There are a number of practical steps that you can take to get these moving in the right direction. It starts with gaining a history of paying your bills in a timely fashion and paying down your debt. Beginning with this article we look at practical, actionable steps that you can take to boost your credit.
Make A Commitment to the 90 Day Credit Challenge
I encourage you to commit to a 90 day credit challenge. You should set yourself a 90 day goal to see at least a 100 point improvement in your credit score. You can do this most easily in two ways.
- First, pay down any credit card revolving balances that are in excess of 30 percent of your total available credit line. This will significantly improve your score in the second most important category of credit utilization (which counts for 30 percent of the total score).
- Second, make sure you pay all of your monthly balances on time for those three months. This will improve your payment history points, the most important category in credit scoring models (counting for 35 percent of your total). By taking proactive action in both ways, you can see a 100 point improvement or better in your score within three months.
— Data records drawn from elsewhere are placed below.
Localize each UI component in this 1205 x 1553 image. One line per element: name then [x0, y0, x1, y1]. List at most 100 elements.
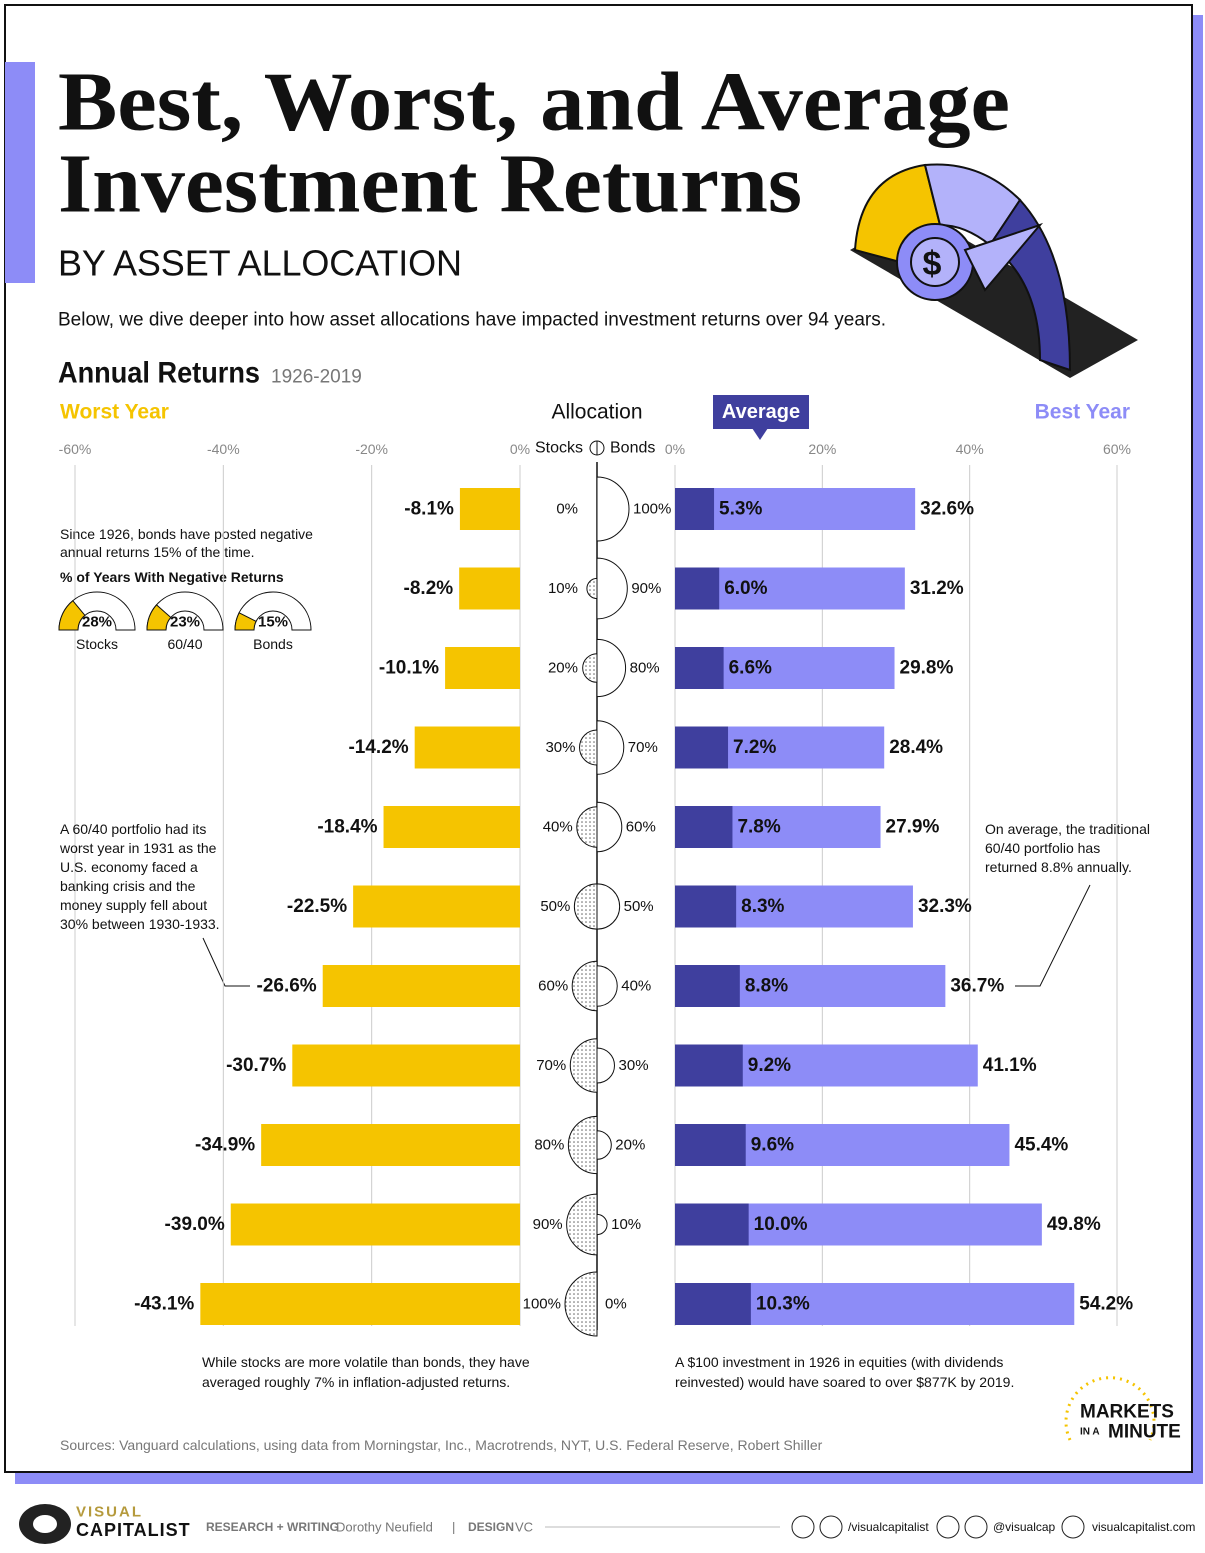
- value-label: -8.2%: [404, 578, 454, 599]
- social-handle[interactable]: @visualcap: [993, 1520, 1056, 1534]
- value-label: 32.3%: [918, 896, 972, 917]
- stocks-share: [566, 1193, 598, 1256]
- bonds-share: [596, 965, 618, 1007]
- value-label: 31.2%: [910, 578, 964, 599]
- stocks-share: [568, 1115, 598, 1175]
- footer-credit-name: Dorothy Neufield: [336, 1520, 433, 1535]
- stocks-share-label: 80%: [534, 1137, 564, 1154]
- annotation: While stocks are more volatile than bond…: [202, 1354, 530, 1370]
- bonds-share-label: 40%: [621, 978, 651, 995]
- footer-credit-name: VC: [515, 1520, 533, 1535]
- value-label: 36.7%: [950, 976, 1004, 997]
- social-icon[interactable]: [819, 1515, 843, 1539]
- stocks-share: [582, 653, 598, 683]
- value-label: -26.6%: [257, 976, 317, 997]
- value-label: 8.3%: [741, 896, 784, 917]
- gauge-fill: [146, 604, 172, 631]
- bonds-share-label: 20%: [615, 1137, 645, 1154]
- bar: [675, 885, 737, 928]
- bonds-share: [596, 720, 625, 775]
- stocks-share-label: 90%: [533, 1216, 563, 1233]
- accent-bar: [5, 62, 35, 283]
- value-label: -14.2%: [348, 737, 408, 758]
- bonds-share-label: 100%: [633, 501, 671, 518]
- stocks-share-label: 30%: [545, 739, 575, 756]
- value-label: 41.1%: [983, 1055, 1037, 1076]
- gauge-label: Bonds: [253, 636, 293, 652]
- website[interactable]: visualcapitalist.com: [1092, 1520, 1195, 1534]
- gauge-fill: [234, 612, 257, 631]
- value-label: 32.6%: [920, 499, 974, 520]
- bonds-share-label: 80%: [630, 660, 660, 677]
- footer: VISUAL CAPITALIST RESEARCH + WRITING Dor…: [19, 1504, 1195, 1544]
- stocks-share-label: 40%: [543, 819, 573, 836]
- bonds-share-label: 10%: [611, 1216, 641, 1233]
- illustration-dial: [910, 237, 960, 287]
- bonds-label: Bonds: [610, 440, 655, 457]
- value-label: 9.6%: [751, 1135, 794, 1156]
- gauge-illustration: $: [850, 163, 1138, 378]
- stocks-label: Stocks: [535, 440, 583, 457]
- social-icon[interactable]: [964, 1515, 988, 1539]
- value-label: -43.1%: [134, 1294, 194, 1315]
- value-label: 7.8%: [737, 817, 780, 838]
- value-label: -8.1%: [404, 499, 454, 520]
- chart-subtitle: 1926-2019: [271, 367, 362, 388]
- bonds-share: [596, 1047, 616, 1084]
- value-label: 6.0%: [724, 578, 767, 599]
- illustration-needle: [963, 222, 1044, 292]
- value-label: -10.1%: [379, 658, 439, 679]
- annotation: money supply fell about: [60, 897, 207, 913]
- gauge-value: 23%: [170, 614, 200, 631]
- bar: [261, 1124, 520, 1166]
- bar: [675, 567, 720, 610]
- x2-tick-label: 40%: [956, 441, 984, 457]
- annotation: 60/40 portfolio has: [985, 840, 1100, 856]
- bar: [675, 1124, 746, 1166]
- value-label: -30.7%: [226, 1055, 286, 1076]
- bonds-share-label: 70%: [628, 739, 658, 756]
- legend-label: Worst Year: [60, 401, 169, 424]
- stocks-share-label: 10%: [548, 580, 578, 597]
- value-label: -22.5%: [287, 896, 347, 917]
- annotation: U.S. economy faced a: [60, 859, 198, 875]
- value-label: 10.3%: [756, 1294, 810, 1315]
- x2-tick-label: 20%: [808, 441, 836, 457]
- stocks-share-label: 100%: [523, 1296, 561, 1313]
- social-handle[interactable]: /visualcapitalist: [848, 1520, 929, 1534]
- value-label: -34.9%: [195, 1135, 255, 1156]
- bar: [675, 806, 733, 848]
- intro: Below, we dive deeper into how asset all…: [58, 310, 886, 331]
- legend-label: Best Year: [1035, 401, 1130, 424]
- value-label: 45.4%: [1014, 1135, 1068, 1156]
- bar: [675, 726, 729, 769]
- value-label: 9.2%: [748, 1055, 791, 1076]
- bonds-share: [596, 1213, 608, 1236]
- stocks-share-label: 70%: [536, 1057, 566, 1074]
- legend-label: Average: [722, 401, 800, 423]
- bar: [230, 1203, 520, 1246]
- stocks-share-label: 60%: [538, 978, 568, 995]
- social-icon[interactable]: [1061, 1515, 1085, 1539]
- bar: [675, 1283, 751, 1325]
- stocks-share: [570, 1038, 598, 1093]
- gauge-value: 15%: [258, 614, 288, 631]
- footer-separator: |: [452, 1520, 455, 1535]
- social-icon[interactable]: [936, 1515, 960, 1539]
- footer-logo-mark: [33, 1515, 57, 1533]
- allocation-title: Allocation: [551, 401, 642, 424]
- bar: [292, 1044, 520, 1087]
- annotation: On average, the traditional: [985, 821, 1150, 837]
- annotations: [202, 884, 1091, 987]
- footer-logo-bottom: CAPITALIST: [76, 1520, 191, 1540]
- bonds-share-label: 30%: [619, 1057, 649, 1074]
- footer-logo-top: VISUAL: [76, 1504, 143, 1521]
- bar: [322, 965, 520, 1007]
- bonds-share: [596, 883, 620, 930]
- stocks-share-label: 50%: [540, 898, 570, 915]
- bonds-share: [596, 476, 630, 542]
- social-icon[interactable]: [791, 1515, 815, 1539]
- annotation: A 60/40 portfolio had its: [60, 821, 206, 837]
- annotation-pointer: [1015, 884, 1091, 987]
Negative Information Eventually Ages Off Your Report
For your credit report to improve substantially, it will help when the negative or derogatory items drop off. This includes items ranging from too many hard inquiries on your credit report to late payments, charge offs, collections, and bankruptcies. These different detracting features take different amounts of time to disappear from your credit report.
Hard inquiries are the easiest to lose. They only need two years to disappear. Late payments, charge offs, and collections require seven years to drop. They will cause less negative impact as they age. Bankruptcies take from seven to 10 years to disappear. They also impact you less as they age.
You should not let negative items on your credit report keep you from working on improving it, as they will all disappear eventually, and will impact you less each year as they age.